Theories of Games and Interaction for Design (8: 3 Queries)

Approximate Reading Time: 2 minutes

These are public postings of my writings for the first course of the Graduate Certificate Program in Serious Game Design and Research at Michigan State University.

Each week, we are also required to post three questions for the rest of the class. These are mine.

Please note: these posts are not intended as any kind of commentary on or assessment of the course I’m taking, or its instructor, OR of Michigan State University or the College of Communication Arts and Sciences, or the Department of Telecommunication, Information Studies and Media. They are solely my thoughts and reactions that stem from the readings.

Feel free to comment, disagree, or what have you.

Week 8

These are the readings for the week (Topics: Theories: Self-determination theory; Topics: Planning a research study; Budgeting)

  • Barab, S., Dodge, T., Tuzun, H., Job-Sluder, K., Jackson, C., Arici, A., Job-Sluder, L., Carteaux, R., Jr., Gilbertson, J., & Heiselt, C. (2007).  The Quest Atlantis Project: A socially-responsive play space for learning. In B. E. Shelton & D. Wiley (Eds.), The Educational Design and Use of Simulation Computer Games (pp. 159-186). Rotterdam, The Netherlands: Sense Publishers.
  • Deci, E. L., & Ryan, R. M. (2000). The ‘what’ and ‘why’ of goal pursuits: Human needs and the self-determination of behavior. Psychological Inquiry, 11, 227-268
  • Thompson, D. I., Baranowski, T., Buday, R., Baranowski, J., Thompson, V., Jago, R., et al. (2010). Serious video games for health: How behavioral science guided the development of a serious video game. Simulation & Gaming, 41, 587-606.
  • Mount Olympus (video)

Question1: [Week 8 KB Q 1/3] How does gender affect design for autonomy as defined in SDT?

It’s been said that boys and girls approach technology differently. For example, boys tend to attribute success to skill, while girls tend to attribute success to luck. Boys tend to blame the technology for failures while girls blame themselves, and boys tend to show their teachers what they can do while girls tend to show them what they CAN’T do (Meelissen, 2008). One of the aspects of SDT is the need for autonomy. I beleive that the gender differences related to how technology is approached has implications for fostering autonomy in games. Are there ways to foster autonomy that work better for girls than boys, or vice versa? Are there techniques that are gender neutral?

Meelissen, M. (2008). Computer Attitudes and Competencies Among Primary and Secondary Schoolstudents

Question2: [Week 8 KB Q 2/3] What game mechanics relate directly to one or more of the three needs, namely competency, autonomy, and relatedness?

I’d love to see some sort of table or graphic that proposes a mapping of these concepts.

Question3: [Week 8 KB Q 3/3] What are the design patterns for health interventions? 

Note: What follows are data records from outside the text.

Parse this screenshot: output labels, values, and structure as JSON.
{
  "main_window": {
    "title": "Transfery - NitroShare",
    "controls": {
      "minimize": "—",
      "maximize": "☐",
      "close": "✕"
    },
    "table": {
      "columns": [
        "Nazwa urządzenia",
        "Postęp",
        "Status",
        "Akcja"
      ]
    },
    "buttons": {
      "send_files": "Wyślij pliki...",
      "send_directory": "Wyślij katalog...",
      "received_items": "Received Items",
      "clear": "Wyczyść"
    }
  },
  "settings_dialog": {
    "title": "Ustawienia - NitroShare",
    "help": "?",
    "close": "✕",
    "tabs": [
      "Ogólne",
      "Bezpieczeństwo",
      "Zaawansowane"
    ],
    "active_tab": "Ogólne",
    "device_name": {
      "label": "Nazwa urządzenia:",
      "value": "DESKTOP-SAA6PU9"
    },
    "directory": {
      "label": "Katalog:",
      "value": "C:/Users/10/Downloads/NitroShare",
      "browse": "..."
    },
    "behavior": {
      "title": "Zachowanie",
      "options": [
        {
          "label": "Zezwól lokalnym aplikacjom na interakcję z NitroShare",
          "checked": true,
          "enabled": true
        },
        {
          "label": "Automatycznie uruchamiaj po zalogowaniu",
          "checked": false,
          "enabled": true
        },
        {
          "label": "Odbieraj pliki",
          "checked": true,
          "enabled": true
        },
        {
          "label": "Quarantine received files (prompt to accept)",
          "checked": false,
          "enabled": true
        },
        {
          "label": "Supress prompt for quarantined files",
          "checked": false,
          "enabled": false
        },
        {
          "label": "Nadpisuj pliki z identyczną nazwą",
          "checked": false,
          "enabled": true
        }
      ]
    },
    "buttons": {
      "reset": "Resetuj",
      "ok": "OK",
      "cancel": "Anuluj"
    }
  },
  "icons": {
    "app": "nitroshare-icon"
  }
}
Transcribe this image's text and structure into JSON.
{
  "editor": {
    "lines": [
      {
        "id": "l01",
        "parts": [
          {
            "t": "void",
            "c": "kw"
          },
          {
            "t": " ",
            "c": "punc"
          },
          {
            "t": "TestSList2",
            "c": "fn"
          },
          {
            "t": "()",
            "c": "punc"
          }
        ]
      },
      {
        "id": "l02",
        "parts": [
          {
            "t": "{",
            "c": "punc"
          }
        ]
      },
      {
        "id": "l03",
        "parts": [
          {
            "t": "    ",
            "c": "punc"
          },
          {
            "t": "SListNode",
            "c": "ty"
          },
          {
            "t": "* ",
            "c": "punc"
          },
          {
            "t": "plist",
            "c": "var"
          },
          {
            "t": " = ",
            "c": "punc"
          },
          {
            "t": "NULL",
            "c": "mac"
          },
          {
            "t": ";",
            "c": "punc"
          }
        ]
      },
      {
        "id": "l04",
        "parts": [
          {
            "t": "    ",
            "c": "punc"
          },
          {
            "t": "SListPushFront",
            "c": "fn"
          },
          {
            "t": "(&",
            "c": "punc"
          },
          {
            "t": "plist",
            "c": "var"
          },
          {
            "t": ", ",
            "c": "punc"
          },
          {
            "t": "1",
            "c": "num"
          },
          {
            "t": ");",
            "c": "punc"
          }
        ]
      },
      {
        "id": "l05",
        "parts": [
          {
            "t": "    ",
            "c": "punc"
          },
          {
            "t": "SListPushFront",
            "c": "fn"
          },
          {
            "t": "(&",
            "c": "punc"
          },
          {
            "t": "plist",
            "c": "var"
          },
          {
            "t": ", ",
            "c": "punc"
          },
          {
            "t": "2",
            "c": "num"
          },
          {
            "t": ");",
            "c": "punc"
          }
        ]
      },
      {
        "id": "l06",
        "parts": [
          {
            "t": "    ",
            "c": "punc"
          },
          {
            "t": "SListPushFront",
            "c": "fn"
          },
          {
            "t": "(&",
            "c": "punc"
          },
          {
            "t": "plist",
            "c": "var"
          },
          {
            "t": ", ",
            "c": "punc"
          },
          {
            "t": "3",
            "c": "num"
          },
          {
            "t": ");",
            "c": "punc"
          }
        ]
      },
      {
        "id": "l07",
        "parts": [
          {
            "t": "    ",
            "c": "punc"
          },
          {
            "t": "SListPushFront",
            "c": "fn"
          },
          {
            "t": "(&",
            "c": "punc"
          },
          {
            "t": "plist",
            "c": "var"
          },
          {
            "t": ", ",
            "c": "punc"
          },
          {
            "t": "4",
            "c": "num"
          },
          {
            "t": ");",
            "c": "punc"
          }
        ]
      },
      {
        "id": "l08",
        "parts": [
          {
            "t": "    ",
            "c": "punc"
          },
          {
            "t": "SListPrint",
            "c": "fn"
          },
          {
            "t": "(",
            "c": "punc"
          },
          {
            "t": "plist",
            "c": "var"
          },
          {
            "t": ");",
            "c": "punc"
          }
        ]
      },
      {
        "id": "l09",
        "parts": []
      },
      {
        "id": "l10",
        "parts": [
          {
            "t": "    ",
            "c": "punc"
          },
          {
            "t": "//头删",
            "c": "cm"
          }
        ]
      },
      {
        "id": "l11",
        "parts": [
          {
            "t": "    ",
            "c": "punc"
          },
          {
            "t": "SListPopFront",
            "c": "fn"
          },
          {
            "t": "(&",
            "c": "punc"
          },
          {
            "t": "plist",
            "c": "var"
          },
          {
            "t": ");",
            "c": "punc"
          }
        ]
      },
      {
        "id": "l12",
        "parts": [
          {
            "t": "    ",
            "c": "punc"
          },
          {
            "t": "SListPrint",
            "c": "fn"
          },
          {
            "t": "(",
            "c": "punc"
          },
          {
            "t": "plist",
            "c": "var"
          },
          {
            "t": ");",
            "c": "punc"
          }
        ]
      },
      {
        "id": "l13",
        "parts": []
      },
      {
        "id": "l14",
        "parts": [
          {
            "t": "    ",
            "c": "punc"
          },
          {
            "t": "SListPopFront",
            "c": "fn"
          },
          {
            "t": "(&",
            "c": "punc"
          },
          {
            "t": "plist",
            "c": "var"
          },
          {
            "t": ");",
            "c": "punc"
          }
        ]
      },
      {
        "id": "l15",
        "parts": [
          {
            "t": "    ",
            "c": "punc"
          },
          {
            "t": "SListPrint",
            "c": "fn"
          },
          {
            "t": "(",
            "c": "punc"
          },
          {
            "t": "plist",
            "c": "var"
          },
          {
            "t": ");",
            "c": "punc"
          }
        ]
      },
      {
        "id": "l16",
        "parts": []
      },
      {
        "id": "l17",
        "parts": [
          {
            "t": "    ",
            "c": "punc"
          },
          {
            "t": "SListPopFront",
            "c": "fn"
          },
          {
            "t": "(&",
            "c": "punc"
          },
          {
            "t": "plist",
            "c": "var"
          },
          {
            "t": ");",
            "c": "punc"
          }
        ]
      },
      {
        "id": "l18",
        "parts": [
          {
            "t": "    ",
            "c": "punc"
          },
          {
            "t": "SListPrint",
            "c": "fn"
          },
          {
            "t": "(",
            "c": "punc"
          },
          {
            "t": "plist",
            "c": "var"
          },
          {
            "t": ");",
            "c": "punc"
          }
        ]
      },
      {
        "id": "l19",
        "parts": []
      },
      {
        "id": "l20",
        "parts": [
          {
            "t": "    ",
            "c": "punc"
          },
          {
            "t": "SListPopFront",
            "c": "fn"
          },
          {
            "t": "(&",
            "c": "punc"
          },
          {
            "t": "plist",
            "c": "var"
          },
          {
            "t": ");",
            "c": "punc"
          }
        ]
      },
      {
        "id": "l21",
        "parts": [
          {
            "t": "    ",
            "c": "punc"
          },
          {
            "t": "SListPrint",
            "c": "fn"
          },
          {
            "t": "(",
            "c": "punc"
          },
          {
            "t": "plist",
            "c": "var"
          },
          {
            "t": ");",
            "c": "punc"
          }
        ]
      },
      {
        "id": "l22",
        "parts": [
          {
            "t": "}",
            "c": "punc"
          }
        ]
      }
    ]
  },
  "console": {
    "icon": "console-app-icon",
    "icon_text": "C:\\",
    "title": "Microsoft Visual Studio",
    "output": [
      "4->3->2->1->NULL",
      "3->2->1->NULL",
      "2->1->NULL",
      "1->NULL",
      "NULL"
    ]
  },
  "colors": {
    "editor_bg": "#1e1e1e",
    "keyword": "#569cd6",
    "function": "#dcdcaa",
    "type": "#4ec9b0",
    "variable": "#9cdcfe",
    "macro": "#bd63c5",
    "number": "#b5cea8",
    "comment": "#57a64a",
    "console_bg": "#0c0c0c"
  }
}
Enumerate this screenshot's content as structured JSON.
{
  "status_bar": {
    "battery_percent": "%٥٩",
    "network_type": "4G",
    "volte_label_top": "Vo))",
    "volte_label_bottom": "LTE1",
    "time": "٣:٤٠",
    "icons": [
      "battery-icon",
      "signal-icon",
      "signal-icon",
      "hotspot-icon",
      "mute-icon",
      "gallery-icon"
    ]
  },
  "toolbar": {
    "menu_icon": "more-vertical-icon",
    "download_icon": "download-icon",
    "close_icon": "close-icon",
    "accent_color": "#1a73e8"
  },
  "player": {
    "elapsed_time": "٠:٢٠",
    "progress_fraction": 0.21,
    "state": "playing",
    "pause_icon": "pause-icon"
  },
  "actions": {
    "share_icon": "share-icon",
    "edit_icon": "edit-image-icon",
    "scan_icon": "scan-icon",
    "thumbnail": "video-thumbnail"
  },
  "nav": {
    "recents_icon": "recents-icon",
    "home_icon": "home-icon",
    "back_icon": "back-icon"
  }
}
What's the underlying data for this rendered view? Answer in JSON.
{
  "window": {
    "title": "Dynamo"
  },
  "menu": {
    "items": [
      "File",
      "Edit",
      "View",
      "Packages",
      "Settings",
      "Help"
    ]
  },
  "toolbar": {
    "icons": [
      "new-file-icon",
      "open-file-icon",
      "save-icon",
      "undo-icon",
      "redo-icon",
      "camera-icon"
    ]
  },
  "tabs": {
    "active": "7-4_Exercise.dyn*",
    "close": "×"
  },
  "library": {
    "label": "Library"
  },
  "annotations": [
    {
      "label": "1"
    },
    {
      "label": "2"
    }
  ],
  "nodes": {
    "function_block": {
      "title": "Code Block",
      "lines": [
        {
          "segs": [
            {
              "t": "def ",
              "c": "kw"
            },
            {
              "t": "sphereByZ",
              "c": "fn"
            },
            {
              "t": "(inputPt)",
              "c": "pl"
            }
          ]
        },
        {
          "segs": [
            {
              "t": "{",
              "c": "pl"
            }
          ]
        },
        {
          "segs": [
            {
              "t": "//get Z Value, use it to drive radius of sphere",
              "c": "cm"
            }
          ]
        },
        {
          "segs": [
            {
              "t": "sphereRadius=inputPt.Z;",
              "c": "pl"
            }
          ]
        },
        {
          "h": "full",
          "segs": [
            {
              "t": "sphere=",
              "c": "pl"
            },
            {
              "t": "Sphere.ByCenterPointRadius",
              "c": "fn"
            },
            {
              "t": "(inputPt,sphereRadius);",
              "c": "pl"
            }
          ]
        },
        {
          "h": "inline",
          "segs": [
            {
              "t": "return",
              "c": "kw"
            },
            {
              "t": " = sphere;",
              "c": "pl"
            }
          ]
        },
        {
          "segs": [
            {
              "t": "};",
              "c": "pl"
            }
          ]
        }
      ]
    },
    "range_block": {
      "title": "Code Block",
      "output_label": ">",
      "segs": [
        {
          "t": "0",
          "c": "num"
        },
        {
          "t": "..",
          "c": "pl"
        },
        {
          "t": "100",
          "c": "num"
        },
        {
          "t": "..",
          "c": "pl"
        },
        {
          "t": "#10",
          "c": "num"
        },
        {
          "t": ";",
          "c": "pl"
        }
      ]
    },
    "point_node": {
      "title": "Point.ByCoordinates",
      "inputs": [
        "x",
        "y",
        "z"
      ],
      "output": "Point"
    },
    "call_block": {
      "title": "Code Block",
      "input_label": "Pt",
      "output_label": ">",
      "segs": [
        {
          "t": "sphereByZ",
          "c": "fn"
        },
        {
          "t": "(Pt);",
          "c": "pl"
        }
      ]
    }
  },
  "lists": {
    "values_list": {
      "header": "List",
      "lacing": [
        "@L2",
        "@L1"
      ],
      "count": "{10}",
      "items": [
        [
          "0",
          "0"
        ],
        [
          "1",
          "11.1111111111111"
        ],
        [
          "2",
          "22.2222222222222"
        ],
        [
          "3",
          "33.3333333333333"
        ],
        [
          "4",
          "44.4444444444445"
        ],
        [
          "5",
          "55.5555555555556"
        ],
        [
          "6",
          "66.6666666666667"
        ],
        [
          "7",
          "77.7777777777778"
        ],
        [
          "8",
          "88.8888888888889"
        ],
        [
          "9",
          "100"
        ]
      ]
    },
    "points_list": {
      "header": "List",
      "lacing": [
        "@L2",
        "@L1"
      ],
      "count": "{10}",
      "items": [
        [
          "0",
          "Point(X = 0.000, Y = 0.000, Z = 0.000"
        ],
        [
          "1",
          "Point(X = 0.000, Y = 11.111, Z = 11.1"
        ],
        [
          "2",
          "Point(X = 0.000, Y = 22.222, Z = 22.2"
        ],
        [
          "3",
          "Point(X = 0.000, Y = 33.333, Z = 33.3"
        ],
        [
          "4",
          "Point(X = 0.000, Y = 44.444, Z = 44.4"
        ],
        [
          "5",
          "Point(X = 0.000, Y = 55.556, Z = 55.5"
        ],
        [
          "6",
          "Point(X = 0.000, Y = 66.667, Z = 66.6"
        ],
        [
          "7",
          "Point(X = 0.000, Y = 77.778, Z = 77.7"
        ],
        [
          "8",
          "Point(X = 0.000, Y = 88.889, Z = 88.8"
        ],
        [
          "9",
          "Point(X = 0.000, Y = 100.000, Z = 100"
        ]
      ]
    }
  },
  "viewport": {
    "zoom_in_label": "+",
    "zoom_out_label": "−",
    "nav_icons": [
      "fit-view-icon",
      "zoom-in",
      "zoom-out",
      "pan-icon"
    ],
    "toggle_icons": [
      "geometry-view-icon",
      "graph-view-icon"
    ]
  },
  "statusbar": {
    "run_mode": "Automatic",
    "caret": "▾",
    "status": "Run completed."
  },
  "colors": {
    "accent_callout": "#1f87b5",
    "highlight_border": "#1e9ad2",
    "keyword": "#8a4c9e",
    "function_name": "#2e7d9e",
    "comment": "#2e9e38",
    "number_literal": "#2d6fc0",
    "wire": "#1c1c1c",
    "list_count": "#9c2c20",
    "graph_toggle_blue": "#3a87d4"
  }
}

I have a kind of love/hate relationship with the concept of design patterns. They can be very useful, but they can also stifle creativity, as well as encourage people to try and make a problem fit a pre-defined solution. Still, design patterns can be a great way to learn about the common approaches to solutions in a particular field. So, I wonder if there are any design patterns for the design of health interventions, and if so, are there references or resources we can turn to for more information?


Gamma, E., Helm, R., Johnson, R., & Vlissides, J. (1995). Design patterns: elements of reusable object-oriented software: Addison-Wesley Longman Publishing Co., Inc. Boston, MA, USA.

Brown, W. J. (1998). AntiPatterns : refactoring software, architectures, and projects in crisis. New York: Wiley.